Die großen Fragen um Glaube, Wahrheit, Religion

| Lesedauer: 3 Minuten
Barbara Schweizerhof

Foto: - / dpa

Ein traumatisierter Kriegsreporter soll über eine Marienerscheinung rercherchieren: Das stürzt ihn in ein Dilemma: „Die Erscheinung“.

Man hat ihn schon in einigen Filmen gesehen: den Kriegsreporter, der traumatisiert aus dem Einsatzgebiet zurückkehrt. Er ist zu einer fast schon symbolischen Figur unserer Zeit geworden, einer Art letztem Helden, der seine Sensibilität verschlossen als innerer Schmerz auslebt. Der Franzose Vincent Lindon ist dafür eine Idealbesetzung, wie „Die Erscheinung“ erneut belegt. Kaum jemand kann wie er, mit einem einzigen Blick auf die Fotografie eines Freundes, schon die ganze Geschichte erzählen: Was für gute Kollegen sie waren, wie sehr er es bereut, ihn das eine Mal allein gelassen zu haben, wie schuldig er sich fühlt an dessen Tod.

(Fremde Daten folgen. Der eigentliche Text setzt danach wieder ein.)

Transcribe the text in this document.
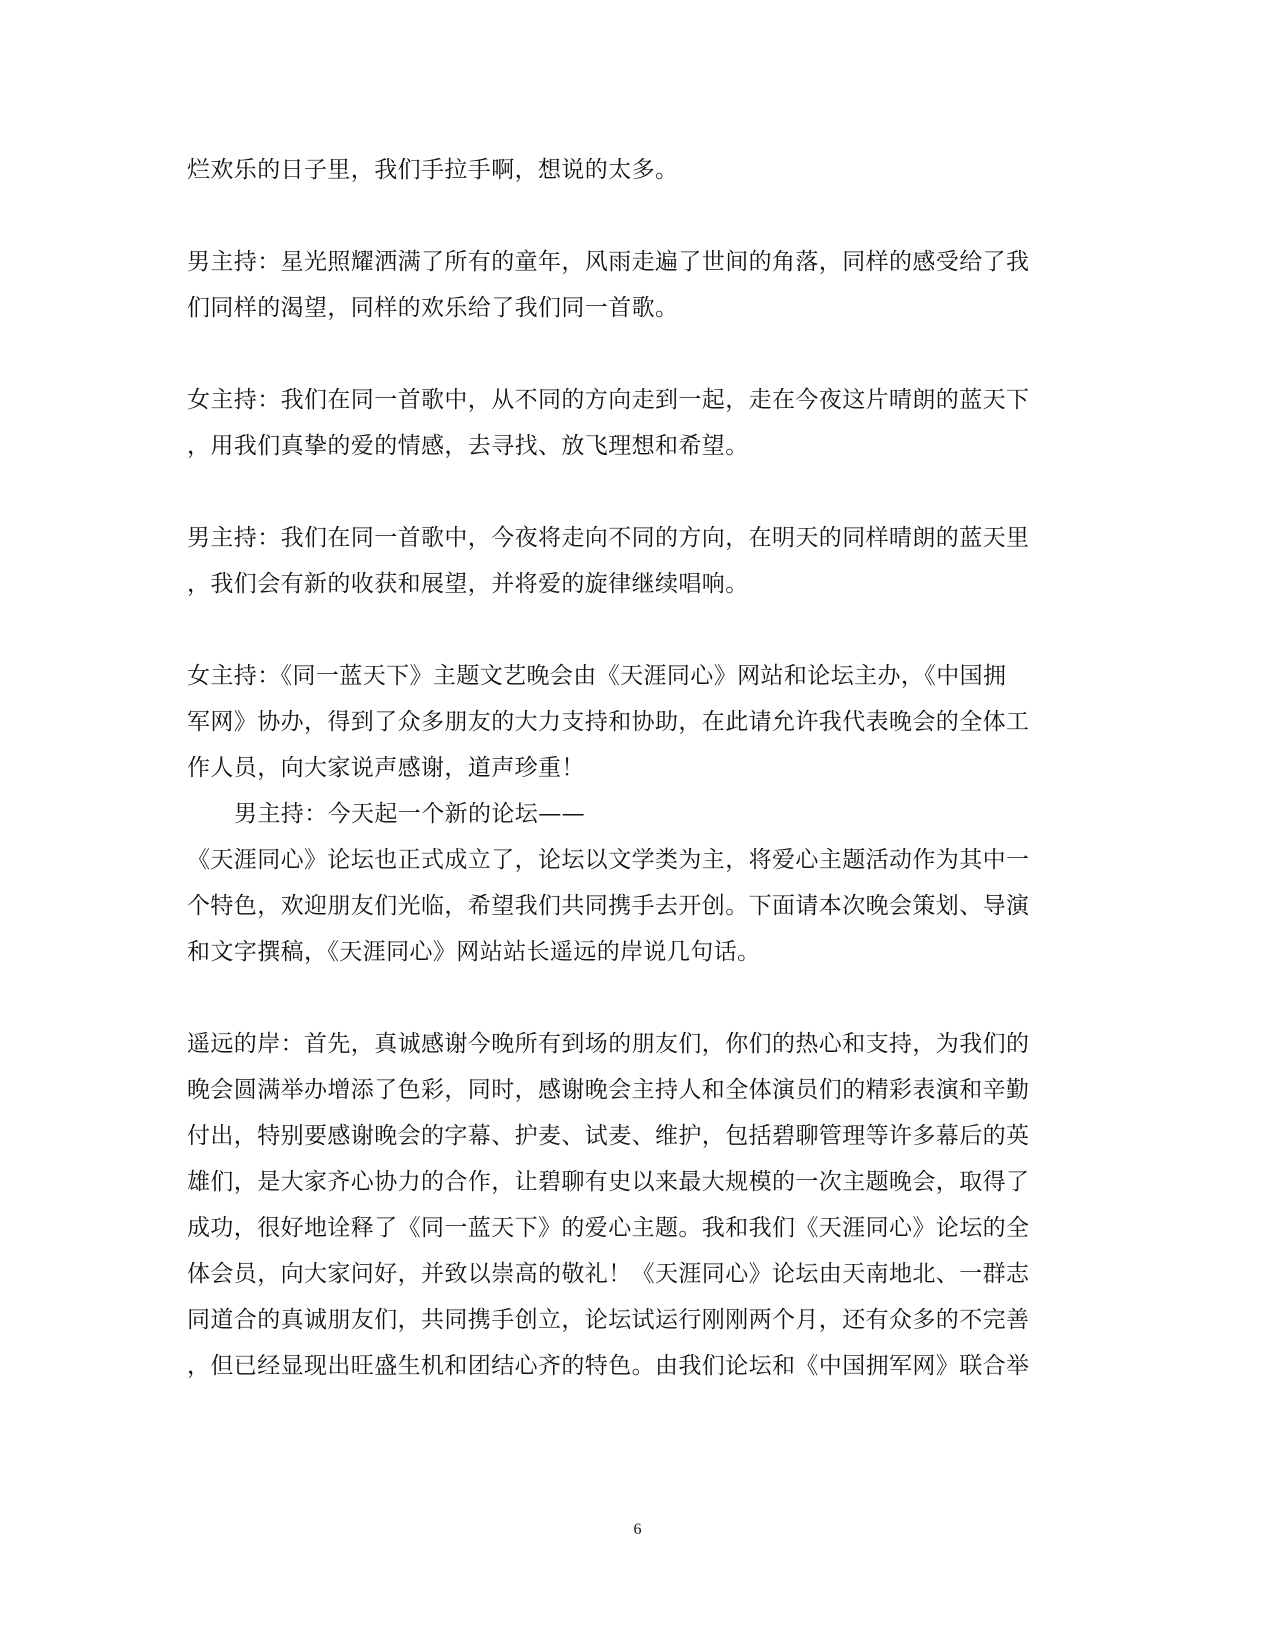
烂欢乐的日子里，我们手拉手啊，想说的太多。
男主持：星光照耀洒满了所有的童年，风雨走遍了世间的角落，同样的感受给了我
们同样的渴望，同样的欢乐给了我们同一首歌。
女主持：我们在同一首歌中，从不同的方向走到一起，走在今夜这片晴朗的蓝天下
，用我们真挚的爱的情感，去寻找、放飞理想和希望。
男主持：我们在同一首歌中，今夜将走向不同的方向，在明天的同样晴朗的蓝天里
，我们会有新的收获和展望，并将爱的旋律继续唱响。
女主持：《同一蓝天下》主题文艺晚会由《天涯同心》网站和论坛主办，《中国拥
军网》协办，得到了众多朋友的大力支持和协助，在此请允许我代表晚会的全体工
作人员，向大家说声感谢，道声珍重！
男主持：今天起一个新的论坛——
《天涯同心》论坛也正式成立了，论坛以文学类为主，将爱心主题活动作为其中一
个特色，欢迎朋友们光临，希望我们共同携手去开创。下面请本次晚会策划、导演
和文字撰稿，《天涯同心》网站站长遥远的岸说几句话。
遥远的岸：首先，真诚感谢今晚所有到场的朋友们，你们的热心和支持，为我们的
晚会圆满举办增添了色彩，同时，感谢晚会主持人和全体演员们的精彩表演和辛勤
付出，特别要感谢晚会的字幕、护麦、试麦、维护，包括碧聊管理等许多幕后的英
雄们，是大家齐心协力的合作，让碧聊有史以来最大规模的一次主题晚会，取得了
成功，很好地诠释了《同一蓝天下》的爱心主题。我和我们《天涯同心》论坛的全
体会员，向大家问好，并致以崇高的敬礼！《天涯同心》论坛由天南地北、一群志
同道合的真诚朋友们，共同携手创立，论坛试运行刚刚两个月，还有众多的不完善
，但已经显现出旺盛生机和团结心齐的特色。由我们论坛和《中国拥军网》联合举
6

Lindons Jacques Mayano kapselt sich ab, er leidet unter schweren Tinnitusattacken, muss zeitweise seine Pariser Wohnungsfenster mit Kartons verdunkeln. Da erreicht ihn ein Anruf aus Rom: Ein französischer Kardinal, der angeblich Jacques’ Reporterarbeit eng verfolgt, möchte ihn mit einem heiklen Auftrag befassen. Jacques soll ermitteln, ob eine junge Frau die Wahrheit sagt, wenn sie behauptet, ihr sei die Jungfrau Maria erschienen. Der schon des Berufs wegen zur Neugier neigende Journalist bezweifelt zwar seine Eignung in dieser Angelegenheit – er outet sich als Agnostiker – nimmt den Auftrag aber an.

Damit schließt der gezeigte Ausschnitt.